Weinig ‘echte’ armen in Nederland
We hebben het in Nederland nog niet zo slecht. Onze koopkracht stijgt al vier decennia vrijwel onafgebroken. In die periode is het percentage huishoudens met de laagste inkomens fors afgenomen.
Dat blijkt uit cijfers die statistiekbureau CBS en de Universiteit Leiden donderdag hebben gepubliceerd. Tussen 1977 en 2020 is de koopkracht van Nederlanders met 44 procent gestegen, gerekend vanaf het dal in 1985 zelfs met 58 procent. Dat betekent dat mensen in doorsnee meer goederen en diensten konden kopen.
De onderzoekers harken in hun berekeningen de inkomsten van alle leden van huishoudens bij elkaar en trekken daar betaalde premies en belastingen vanaf. Het zogeheten besteedbaar huishoud- inkomen dat hieruit resteert rekenen ze vervolgens toe aan individuele personen.

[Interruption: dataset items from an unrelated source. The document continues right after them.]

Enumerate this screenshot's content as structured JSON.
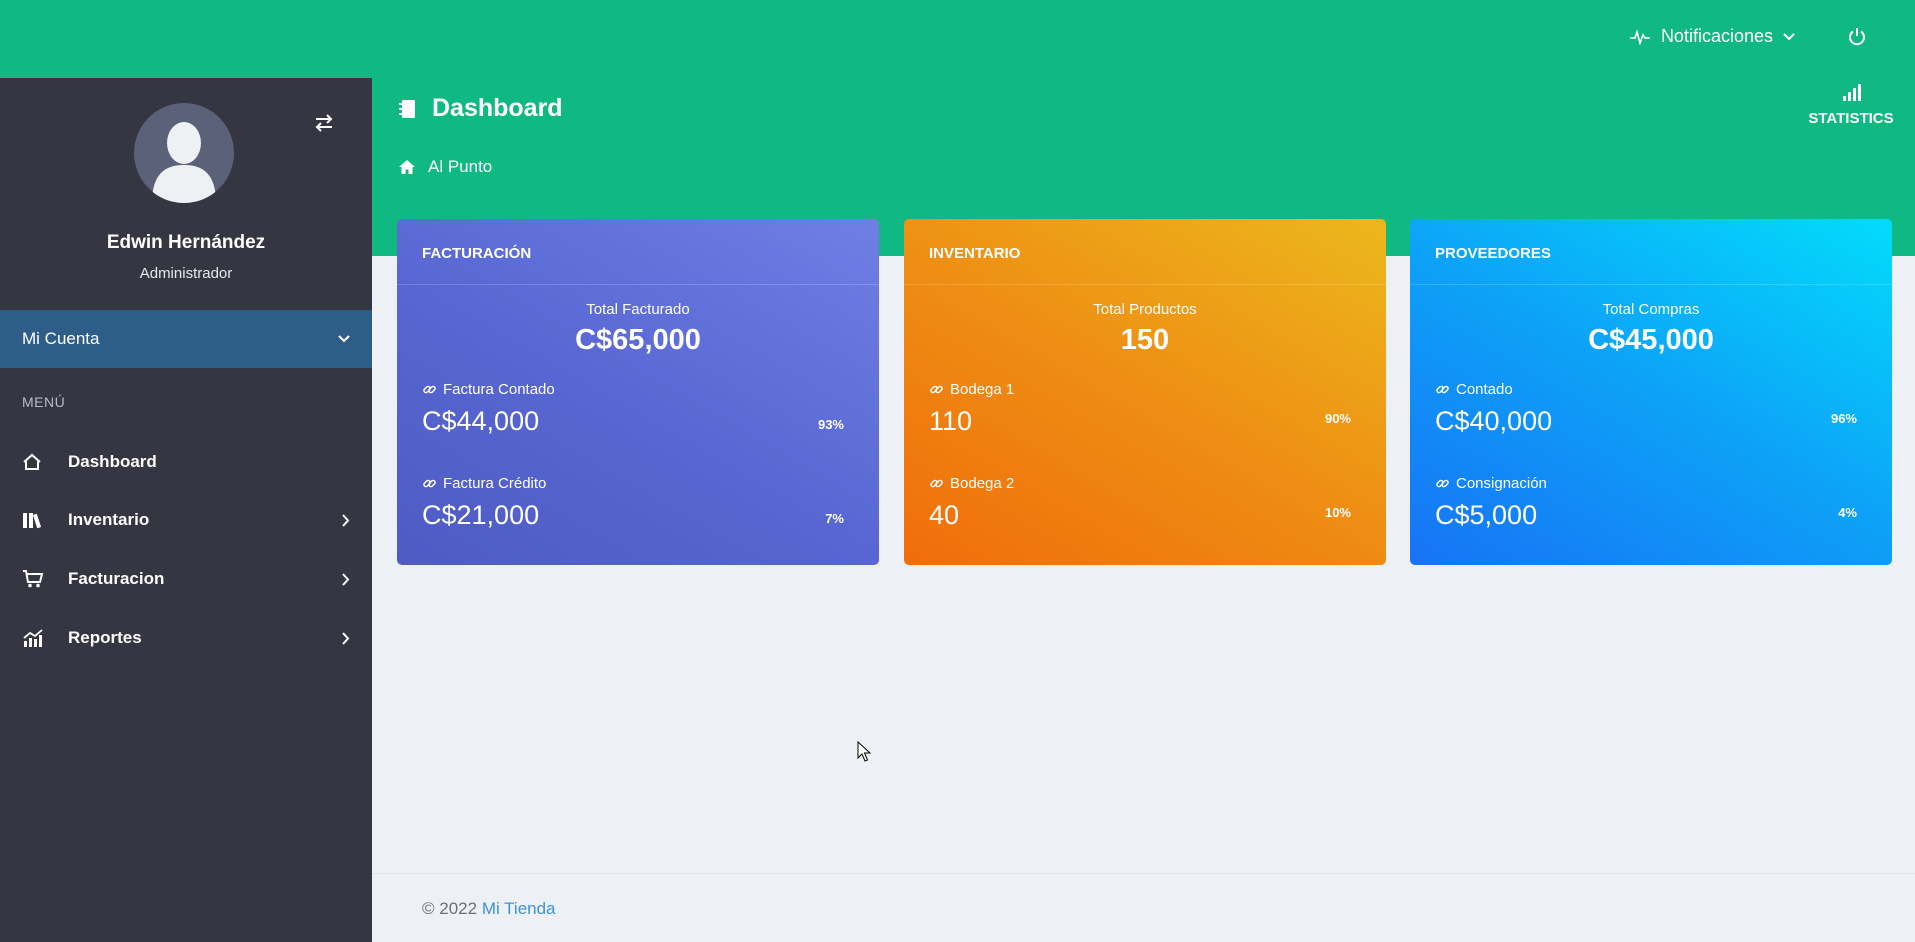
{
  "topbar": {
    "notifications_label": "Notificaciones"
  },
  "sidebar": {
    "user_name": "Edwin Hernández",
    "user_role": "Administrador",
    "account_label": "Mi Cuenta",
    "menu_label": "MENÚ",
    "items": [
      {
        "label": "Dashboard",
        "icon": "home-icon"
      },
      {
        "label": "Inventario",
        "icon": "books-icon"
      },
      {
        "label": "Facturacion",
        "icon": "cart-icon"
      },
      {
        "label": "Reportes",
        "icon": "chart-icon"
      }
    ]
  },
  "header": {
    "title": "Dashboard",
    "breadcrumb": "Al Punto",
    "statistics_label": "STATISTICS"
  },
  "cards": [
    {
      "title": "FACTURACIÓN",
      "subtitle": "Total Facturado",
      "total": "C$65,000",
      "rows": [
        {
          "label": "Factura Contado",
          "value": "C$44,000",
          "pct": "93%"
        },
        {
          "label": "Factura Crédito",
          "value": "C$21,000",
          "pct": "7%"
        }
      ]
    },
    {
      "title": "INVENTARIO",
      "subtitle": "Total Productos",
      "total": "150",
      "rows": [
        {
          "label": "Bodega 1",
          "value": "110",
          "pct": "90%"
        },
        {
          "label": "Bodega 2",
          "value": "40",
          "pct": "10%"
        }
      ]
    },
    {
      "title": "PROVEEDORES",
      "subtitle": "Total Compras",
      "total": "C$45,000",
      "rows": [
        {
          "label": "Contado",
          "value": "C$40,000",
          "pct": "96%"
        },
        {
          "label": "Consignación",
          "value": "C$5,000",
          "pct": "4%"
        }
      ]
    }
  ],
  "footer": {
    "copyright": "© 2022",
    "brand": "Mi Tienda"
  },
  "colors": {
    "primary_green": "#0fb981",
    "sidebar": "#353642",
    "account_bar": "#2f5d89",
    "link": "#3d93d6"
  }
}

Over de jaren heen corrigeren ze die cijfers ook nog eens voor prijsontwikkeling, zodat per saldo een goede vergelijking mogelijk is tussen bijvoorbeeld 1977 en 2020 en tussen mensen die van een uitkering leven en anderen met een topinkomen.
In die ruim veertig jaar is de koopkracht maar twee keer gedaald. Begin jaren tachtig kampte de Nederlandse economie met de gevolgen van de oliecrises van de jaren zeventig. Tussen 2009 en 2013 eiste de financiële crisis haar tol. In het coronajaar 2020 nam de koopkracht van de Nederlanders met 2,2 procent toe. Volgens de onderzoekers is dat te danken aan cao-loonafspraken, fiscale maatregelen en de coronasteun.

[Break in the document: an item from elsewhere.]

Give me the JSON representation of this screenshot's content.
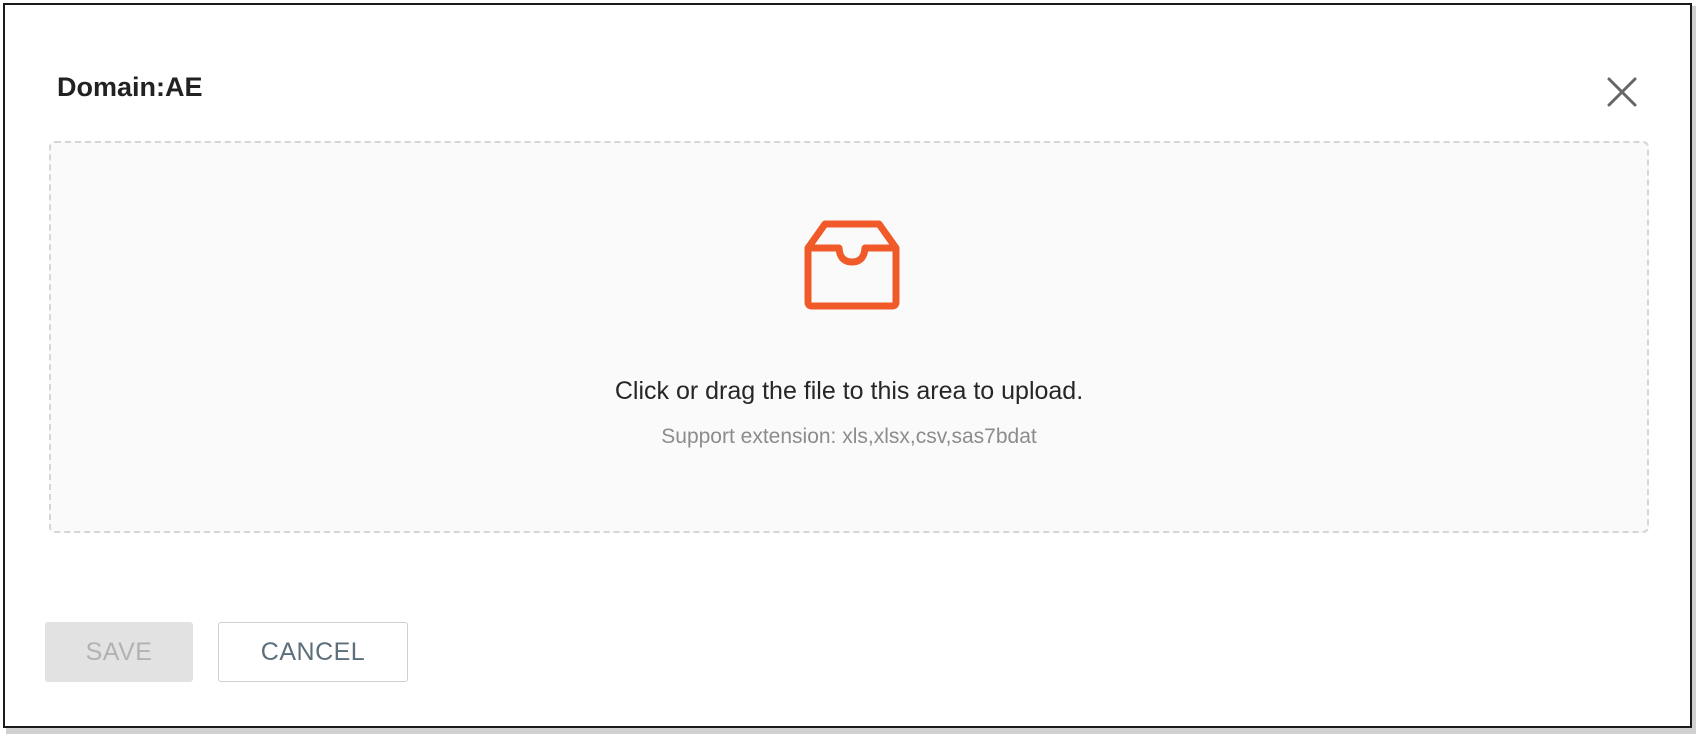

Niet iedereen profiteert in gelijke mate van economische groei. Werkenden gaan er het meest op vooruit, of het nu om zelfstandigen gaat of om mensen in loondienst. Gepensioneerden gingen er tussen 2009 en 2019 bijna 5 procent op achteruit omdat de pensioenuitkeringen niet of nauwelijks werden geïndexeerd.
Veranderingen in de belastingwetgeving spelen ook mee. Zo maakte de koopkracht van werknemers in 2001 een sprong van ruim 8 procent bij de invoering van de arbeidskorting. De belastingdruk is de afgelopen decennia overigens afgenomen. In 1985 ging gemiddeld 44 procent van het bruto inkomen naar belastingen en premies, in 2019 was dat ruim 38 procent.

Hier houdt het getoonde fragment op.